Vous avez peut-être déjà entendu parler des PFAS, ces substances chimiques surnommées polluants éternels. Invisibles, inodores, mais bien présents dans notre quotidien, ils contaminent silencieusement l’eau que nous buvons, l’air que nous respirons et même les aliments que nous consommons. Utilisés depuis les années 1950 dans l’industrie pour leurs propriétés antiadhésives et imperméables, les PFAS sont aujourd’hui devenus un véritable fléau environnemental.
Ces composés se dégradent extrêmement lentement et s’accumulent dans les organismes vivants, perturbant les équilibres biologiques et menaçant la santé humaine. De nombreuses études ont clairement établi le lien entre l’exposition aux PFAS et des risques concrets : perturbations hormonales, cancers, troubles de la reproduction.
Face à cette pollution omniprésente, de nombreuses personnes se tournent vers la filtration au charbon actif. Mais cette solution est-elle vraiment efficace pour éliminer les PFAS de l’eau potable ? C’est ce que nous allons analyser.
Comprendre les PFAS et leur impact
Qu’est-ce que les PFAS ?
Les PFAS regroupent plus de 4 000 composés chimiques synthétiques utilisés depuis les années 1950 pour leurs propriétés antiadhésives, imperméables et résistantes à la chaleur. On les retrouve dans divers produits :
- Ustensiles de cuisine antiadhésifs (ex. : Teflon)
- Textiles résistants à l’eau
- Mousses anti-incendie
- Emballages alimentaires
Ces substances ne se dégradent pratiquement pas dans la nature, d’où leur surnom de « polluants éternels ».
Impact sur la santé et l’environnement
Des études épidémiologiques associent l’exposition chronique aux PFAS à :
- Des troubles hormonaux et thyroïdiens
- Certains cancers (rein, testicule)
- Une réduction de la réponse immunitaire
- Des complications pendant la grossesse
Dans les milieux aquatiques, les PFAS perturbent la reproduction de certaines espèces et contaminent les chaînes alimentaires. Les nappes phréatiques, en particulier, sont très sensibles à cette pollution.

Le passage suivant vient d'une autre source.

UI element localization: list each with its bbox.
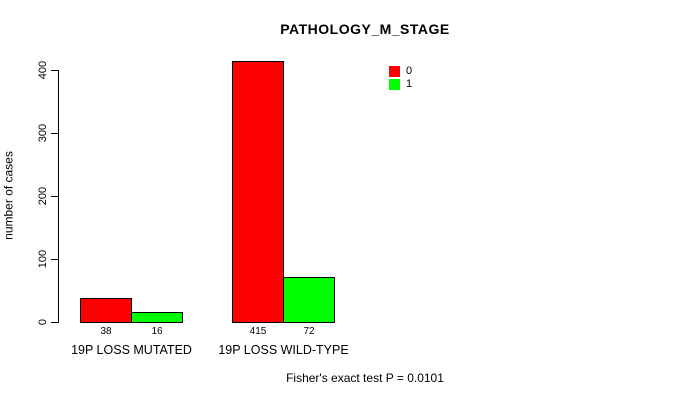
bar xyxy=(283,276,335,323)
legend-swatch xyxy=(389,78,400,90)
stat-annotation: Fisher's exact test P = 0.0101 xyxy=(286,371,444,385)
bar xyxy=(131,311,183,323)
y-tick xyxy=(51,322,58,323)
bar xyxy=(80,298,132,323)
y-tick xyxy=(51,259,58,260)
y-tick xyxy=(51,70,58,71)
y-tick-label: 400 xyxy=(37,60,49,80)
bar-value-label: 38 xyxy=(100,326,112,337)
legend-label: 1 xyxy=(406,78,413,90)
category-label: 19P LOSS MUTATED xyxy=(71,343,192,357)
bar-value-label: 415 xyxy=(249,326,267,337)
y-tick xyxy=(51,133,58,134)
legend-swatch xyxy=(389,65,400,77)
legend-item: 1 xyxy=(389,78,412,90)
y-tick-label: 0 xyxy=(37,318,49,326)
y-axis-line xyxy=(58,70,59,323)
y-axis-label: number of cases xyxy=(1,151,16,240)
legend-label: 0 xyxy=(406,65,413,77)
legend-item: 0 xyxy=(389,65,412,77)
y-tick-label: 100 xyxy=(37,249,49,269)
bar xyxy=(232,60,284,323)
y-tick-label: 200 xyxy=(37,186,49,206)
bar-value-label: 72 xyxy=(303,326,315,337)
y-tick xyxy=(51,196,58,197)
bar-value-label: 16 xyxy=(151,326,163,337)
category-label: 19P LOSS WILD-TYPE xyxy=(218,343,349,357)
chart-title: PATHOLOGY_M_STAGE xyxy=(280,21,450,37)
y-tick-label: 300 xyxy=(37,123,49,143)
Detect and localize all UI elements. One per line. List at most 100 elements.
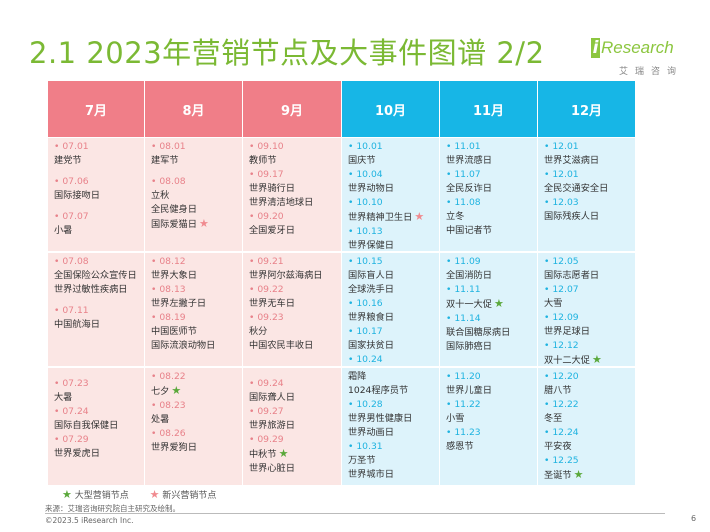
row-divider [48, 137, 635, 138]
calendar-cell: • 07.23 大暑 • 07.24 国际自我保健日 • 07.29 世界爱虎日 [48, 368, 144, 485]
event-name: 世界精神卫生日 ★ [348, 210, 425, 223]
event-date: • 12.24 [544, 427, 579, 438]
event-date: • 09.10 [249, 141, 284, 152]
event-name: 世界儿童日 [446, 385, 492, 396]
event-date: • 08.12 [151, 256, 186, 267]
event-date: • 10.15 [348, 256, 383, 267]
event-name: 建军节 [151, 155, 179, 166]
event-date: • 12.12 [544, 340, 579, 351]
star-icon: ★ [414, 210, 425, 223]
event-name: 霜降 [348, 371, 367, 382]
event-name: 全国保险公众宣传日 [54, 270, 137, 281]
event-date: • 09.21 [249, 256, 284, 267]
event-date: • 10.31 [348, 441, 383, 452]
event-date: • 07.06 [54, 176, 89, 187]
event-name: 世界过敏性疾病日 [54, 284, 128, 295]
calendar-cell: • 09.10 教师节 • 09.17 世界骑行日 世界清洁地球日 • 09.20 全国爱牙… [243, 138, 341, 251]
event-name: 小暑 [54, 225, 73, 236]
spacer [54, 370, 144, 377]
row-divider [48, 252, 635, 253]
event-name: 万圣节 [348, 455, 376, 466]
event-name: 世界骑行日 [249, 183, 295, 194]
footer-divider [45, 513, 665, 514]
event-date: • 10.10 [348, 197, 383, 208]
event-name: 立秋 [151, 190, 170, 201]
event-name: 双十一大促 ★ [446, 297, 504, 310]
event-date: • 11.07 [446, 169, 481, 180]
month-header: 11月 [440, 81, 537, 137]
event-name: 冬至 [544, 413, 563, 424]
calendar-cell: • 12.01 世界艾滋病日 • 12.01 全民交通安全日 • 12.03 国际残疾人日 [538, 138, 635, 251]
event-name: 小雪 [446, 413, 465, 424]
event-date: • 08.01 [151, 141, 186, 152]
event-name: 大暑 [54, 392, 73, 403]
spacer [54, 297, 144, 304]
event-name: 国家扶贫日 [348, 340, 394, 351]
event-name: 建党节 [54, 155, 82, 166]
event-date: • 07.01 [54, 141, 89, 152]
event-name: 中国航海日 [54, 319, 100, 330]
event-date: • 08.19 [151, 312, 186, 323]
event-name: 世界保健日 [348, 240, 394, 251]
event-date: • 07.23 [54, 378, 89, 389]
copyright: ©2023.5 iResearch Inc. [45, 516, 134, 525]
calendar-cell: • 07.01 建党节 • 07.06 国际接吻日 • 07.07 小暑 [48, 138, 144, 251]
star-icon: ★ [149, 488, 160, 501]
event-name: 平安夜 [544, 441, 572, 452]
event-date: • 07.24 [54, 406, 89, 417]
event-name: 世界大象日 [151, 270, 197, 281]
event-date: • 08.22 [151, 371, 186, 382]
event-name: 国际自我保健日 [54, 420, 119, 431]
calendar-cell: • 08.22 七夕 ★ • 08.23 处暑 • 08.26 世界爱狗日 [145, 368, 242, 485]
event-name: 联合国糖尿病日 [446, 327, 511, 338]
event-name: 世界动画日 [348, 427, 394, 438]
calendar-grid: 7月 8月 9月 10月 11月 12月 • 07.01 建党节 • 07.06 国际接吻日 • 0… [48, 81, 635, 485]
event-name: 中秋节 ★ [249, 447, 289, 460]
month-header: 8月 [145, 81, 242, 137]
event-name: 教师节 [249, 155, 277, 166]
event-name: 国际盲人日 [348, 270, 394, 281]
calendar-cell: • 10.01 国庆节 • 10.04 世界动物日 • 10.10 世界精神卫生日 ★ • 1… [342, 138, 439, 251]
source-note: 来源：艾瑞咨询研究院自主研究及绘制。 [45, 504, 180, 513]
event-name: 世界清洁地球日 [249, 197, 314, 208]
logo-subtitle: 艾瑞咨询 [619, 67, 684, 77]
calendar-cell: • 11.09 全国消防日 • 11.11 双十一大促 ★ • 11.14 联合国糖尿病日国… [440, 253, 537, 366]
calendar-cell: 霜降 1024程序员节 • 10.28 世界男性健康日 世界动画日 • 10.31 万圣节世… [342, 368, 439, 485]
event-date: • 07.29 [54, 434, 89, 445]
calendar-cell: • 07.08 全国保险公众宣传日 世界过敏性疾病日 • 07.11 中国航海日 [48, 253, 144, 366]
event-date: • 11.14 [446, 313, 481, 324]
event-name: 国际聋人日 [249, 392, 295, 403]
event-date: • 12.07 [544, 284, 579, 295]
calendar-cell: • 09.24 国际聋人日 • 09.27 世界旅游日 • 09.29 中秋节 ★ 世界心脏日 [243, 368, 341, 485]
spacer [54, 168, 144, 175]
event-name: 国际肺癌日 [446, 341, 492, 352]
calendar-cell: • 12.20 腊八节 • 12.22 冬至 • 12.24 平安夜 • 12.25 圣诞节 ★ [538, 368, 635, 485]
star-icon: ★ [278, 447, 289, 460]
event-name: 全民交通安全日 [544, 183, 609, 194]
event-date: • 12.05 [544, 256, 579, 267]
event-date: • 10.16 [348, 298, 383, 309]
star-icon: ★ [198, 217, 209, 230]
calendar-cell: • 12.05 国际志愿者日 • 12.07 大雪 • 12.09 世界足球日 • 12.1… [538, 253, 635, 366]
logo-i-mark: i [591, 38, 600, 58]
calendar-cell: • 09.21 世界阿尔兹海病日 • 09.22 世界无车日 • 09.23 秋分 中国农民… [243, 253, 341, 366]
event-name: 中国农民丰收日 [249, 340, 314, 351]
star-icon: ★ [171, 384, 182, 397]
event-name: 全民健身日 [151, 204, 197, 215]
event-name: 国际流浪动物日 [151, 340, 216, 351]
month-header: 10月 [342, 81, 439, 137]
event-date: • 12.09 [544, 312, 579, 323]
iresearch-logo: i Research 艾瑞咨询 [591, 36, 676, 80]
page-title: 2.1 2023年营销节点及大事件图谱 2/2 [29, 36, 545, 70]
month-header: 12月 [538, 81, 635, 137]
event-name: 世界心脏日 [249, 463, 295, 474]
event-name: 世界爱狗日 [151, 442, 197, 453]
legend-big: ★ 大型营销节点 [62, 488, 129, 501]
event-date: • 12.01 [544, 169, 579, 180]
event-name: 全国爱牙日 [249, 225, 295, 236]
event-date: • 12.01 [544, 141, 579, 152]
event-date: • 10.13 [348, 226, 383, 237]
legend: ★ 大型营销节点 ★ 新兴营销节点 [60, 488, 232, 501]
row-divider [48, 367, 635, 368]
event-date: • 10.04 [348, 169, 383, 180]
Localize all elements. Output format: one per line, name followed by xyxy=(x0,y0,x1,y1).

L’eau potable : principale voie d’exposition
Sources de contamination
Les principales sources d’infiltration des PFAS dans l’eau potable incluent :
- Sites industriels
- Centres d’enfouissement
- Bases militaires (usage de mousse anti-feu)
- Ruissellement urbain
Groupes vulnérables
Groupes vulnérables exposés aux PFAS : Les enfants, les femmes enceintes (et allaitantes) ainsi que les populations vivant à proximité de sites industriels figurent parmi les groupes les plus vulnérables face aux PFAS (substances per- et polyfluoroalkylées).
1 – Les enfants
Les enfants, dont l’organisme en développement est particulièrement sensible, peuvent subir des effets immunitaires et développementaux accrus : une exposition prolongée à ces polluants éternels a notamment été associée à une diminution de la réponse vaccinale, ce qui suggère un affaiblissement de leur système immunitaire.
2 – Les femmes enceintes
Du côté des femmes enceintes, le danger concerne à la fois la mère et le fœtus. De nombreuses études ont mis en évidence un lien entre l’exposition aux PFAS pendant la grossesse et une augmentation du risque de complications. Parmi celles-ci, on retrouve un faible poids de naissance du bébé ou des troubles hypertensifs gestationnels.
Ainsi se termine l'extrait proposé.